旅人
汝カンシャクもちの旅人よ
汝の糞は流れて、ヒベルニアの海
北海、アトランチス、地中海を汚した
汝は汝の村へ帰れ
郷里の岸を祝福せよ
その裸の土は汝の夜明だ
あけびの実は汝の霊魂の如く
夏中ぶらさがつてゐる
1行目が楽しい。もし「癇癪持ち」と漢字で書かれていたら、楽しいかどうか私にはわからない。きっといやな気持ちになるだろうと思う。「カンシャク」とカタカナで書かれているために癇癪から意味が引き剥がされ、音だけが残る。
2行目の「糞」という俗が、意味をさらに引き剥がす。
ことばだから、「意味」は探そうと思えばいくらでも探せる。
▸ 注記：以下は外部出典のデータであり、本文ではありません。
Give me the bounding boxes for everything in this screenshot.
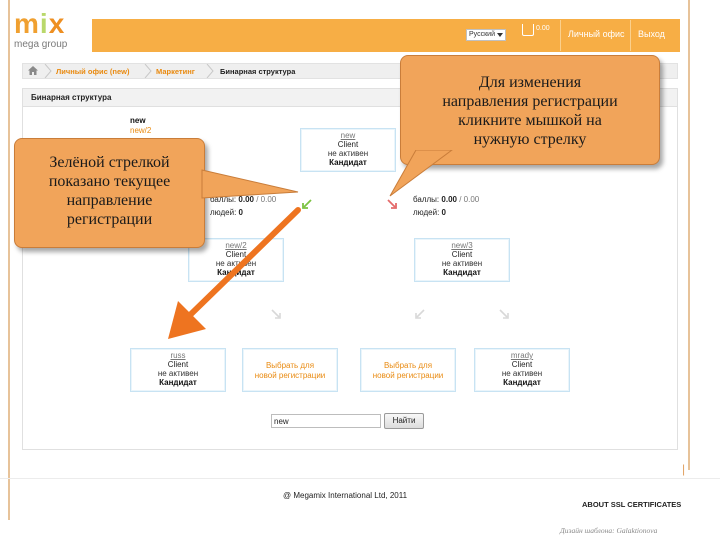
home-icon[interactable] [28,66,38,75]
right-branch-people: людей: 0 [413,208,446,217]
tree-node-root[interactable]: new Client не активен Кандидат [300,128,396,172]
node-rank: Кандидат [329,158,367,167]
logo-subtitle: mega group [14,39,68,50]
node-type: Client [511,360,533,369]
node-login[interactable]: new [301,131,395,140]
callout-line: регистрации [66,211,153,228]
callout-line: направление [66,192,153,209]
node-status: не активен [501,369,543,378]
choose-slot-text: Выбрать для [265,361,315,370]
header-divider [630,20,631,51]
node-rank: Кандидат [503,378,541,387]
callout-line: Зелёной стрелкой [49,154,170,171]
callout-line: показано текущее [48,173,171,190]
callout-line: нужную стрелку [473,131,587,148]
logout-link[interactable]: Выход [638,29,665,39]
breadcrumb-item-office[interactable]: Личный офис (new) [56,67,129,76]
slide-frame-right [688,0,690,470]
footer-copyright: @ Megamix International Ltd, 2011 [283,491,408,500]
node-login[interactable]: mrady [475,351,569,360]
branch-arrow-icon[interactable] [498,308,510,320]
cart-amount: 0.00 [536,25,550,32]
node-type: Client [337,140,359,149]
branch-arrow-icon[interactable] [414,308,426,320]
logo-mark: mix [14,8,66,39]
tree-node-right[interactable]: new/3 Client не активен Кандидат [414,238,510,282]
language-select[interactable]: Русский [466,29,506,41]
language-value: Русский [469,31,495,38]
callout-tail [389,150,453,197]
slide-marker: | [682,462,686,476]
callout-line: кликните мышкой на [458,112,602,129]
empty-slot-right-left[interactable]: Выбрать для новой регистрации [360,348,456,392]
search-button[interactable]: Найти [384,413,424,429]
node-login[interactable]: russ [131,351,225,360]
office-link[interactable]: Личный офис [568,29,625,39]
breadcrumb-item-marketing[interactable]: Маркетинг [156,67,195,76]
tree-node-right-right[interactable]: mrady Client не активен Кандидат [474,348,570,392]
callout-change-direction: Для изменения направления регистрации кл… [400,55,660,165]
callout-line: Для изменения [478,74,582,91]
node-rank: Кандидат [159,378,197,387]
tree-node-left-left[interactable]: russ Client не активен Кандидат [130,348,226,392]
node-status: не активен [157,369,199,378]
current-user-name: new [130,116,146,125]
cart-icon[interactable] [522,24,534,36]
breadcrumb-item-binary: Бинарная структура [220,67,296,76]
footer-divider [0,478,720,479]
choose-slot-text: Выбрать для [383,361,433,370]
node-login[interactable]: new/3 [415,241,509,250]
node-type: Client [167,360,189,369]
callout-tail [201,169,299,199]
callout-current-direction: Зелёной стрелкой показано текущее направ… [14,138,205,248]
chevron-down-icon [497,33,503,37]
header-divider [560,20,561,51]
megamix-logo[interactable]: mix mega group [14,10,88,54]
node-status: не активен [441,259,483,268]
breadcrumb-separator-icon [144,64,152,78]
choose-slot-text: новой регистрации [254,371,326,380]
empty-slot-left-right[interactable]: Выбрать для новой регистрации [242,348,338,392]
template-credit: Дизайн шаблона: Galaktionova [560,526,658,535]
node-status: не активен [327,149,369,158]
search-input[interactable] [271,414,381,428]
callout-line: направления регистрации [442,93,618,110]
panel-title: Бинарная структура [31,93,112,102]
current-user-link[interactable]: new/2 [130,126,151,135]
ssl-certificates-link[interactable]: ABOUT SSL CERTIFICATES [582,500,681,509]
breadcrumb-separator-icon [44,64,52,78]
breadcrumb-separator-icon [206,64,214,78]
slide-frame-left [8,0,10,520]
choose-slot-text: новой регистрации [372,371,444,380]
node-rank: Кандидат [443,268,481,277]
node-type: Client [451,250,473,259]
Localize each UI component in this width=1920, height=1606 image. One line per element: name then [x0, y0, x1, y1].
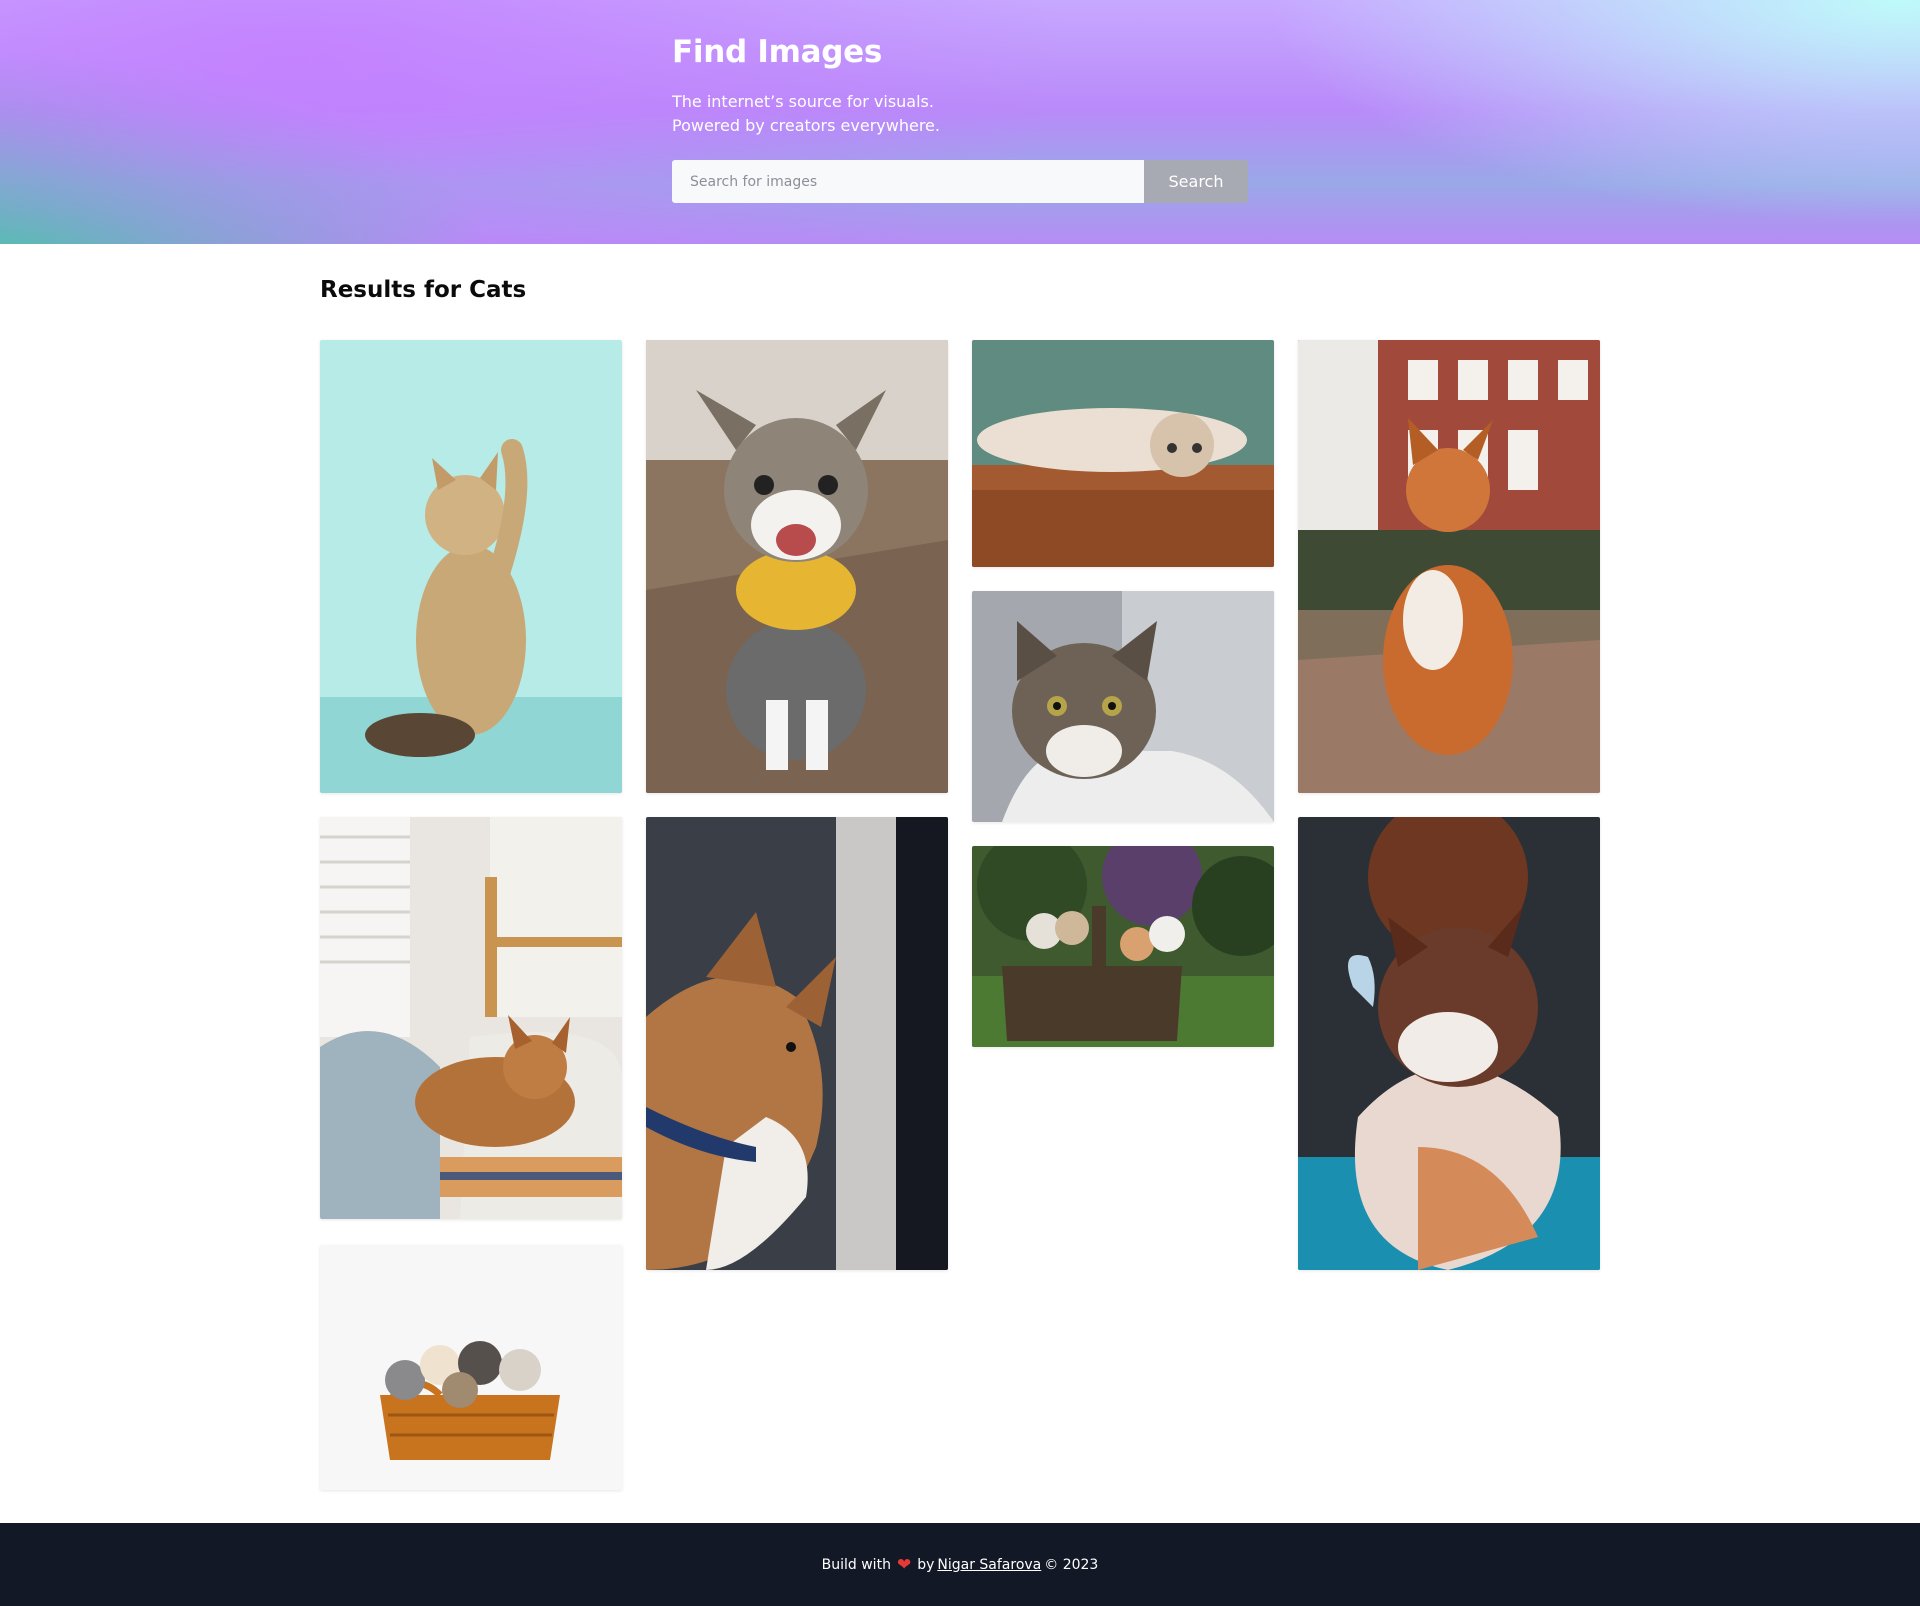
footer-built-with: Build with — [821, 1556, 891, 1573]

つまり、つけくわえることができる。けれど、西脇のことばは、意味を拒んでいるように思える。意味から逸脱していくように思える。
「汝の糞は流れて、ヒベルニアの海/北海、アトランチス、地中海を汚した」の改行のリズムがその印象を強める。「汝の糞は流れて、ヒベルニアの海」という1行は、完全に意味を拒んでいる。述語「汚した」は次の行の最後になるまで登場しない。それまで「ヒルベニアの海」は、意味とは無関係なところに宙吊りになっている。ただ「音」として浮かんでいる。そして、音として疾走しはじめる。モーツァルトの音楽のように。
ヒルベニアの海、北海、アトランチス、地中海。この海の羅列も、カタカナの混じり具合がとてもいい。(このカタカナは「カンシャク」のカタカナと響きあっている。)
海そのもの(場所)というより、そこに描かれているのは音、あえていえば波の音である。水の音である。言い換えると、海だけれど、そこに描かれているのは「水の色」ではない。
そのあとの転調は西脇独特のものだ。「旅人」は「たびびと」と読むのだと思うが(私は、「たびびと」と読んでいるが)、カンシャクという音と向き合っている、そのゆっくりした音、なつかしいような音が、カタカナとは違ったものを要求するのだろうか。一転して、やわらかい音にかわる。
カタカナは消える。そして、
あけびの実は汝の霊魂の如く
夏中ぶらさがつてゐる
この「あけび」の美しさ。音のゆっくりした動き。そして、重さ。カンシャクは速くて軽い音と比べると「あけび」の異質な音がよくわかると思う。
その音の中に薄紫の色がぱっと広がる。それは、前の行の「夜明け」の中にひそむ色かもしれない。--たしかに、西脇は絵画的詩人でもあるのだが、その色の呼応の影には「け」の音、「よあけ」「あけび」の呼応もある。
そして、このゆったりと重い音は、「霊魂」にもふさわしい。ひらがなで書くと「れいこん」だが、実際の「音」を再現すれば「れえこん、れーこん」。「え」の音がゆったりとのびる。つづく「ごとく」の濁音の重石もとてもきもちがいい。
最終行の「夏中」にものばす音と濁音がある。そしてそれがそのまま形となって「ぶらさがつてゐる」。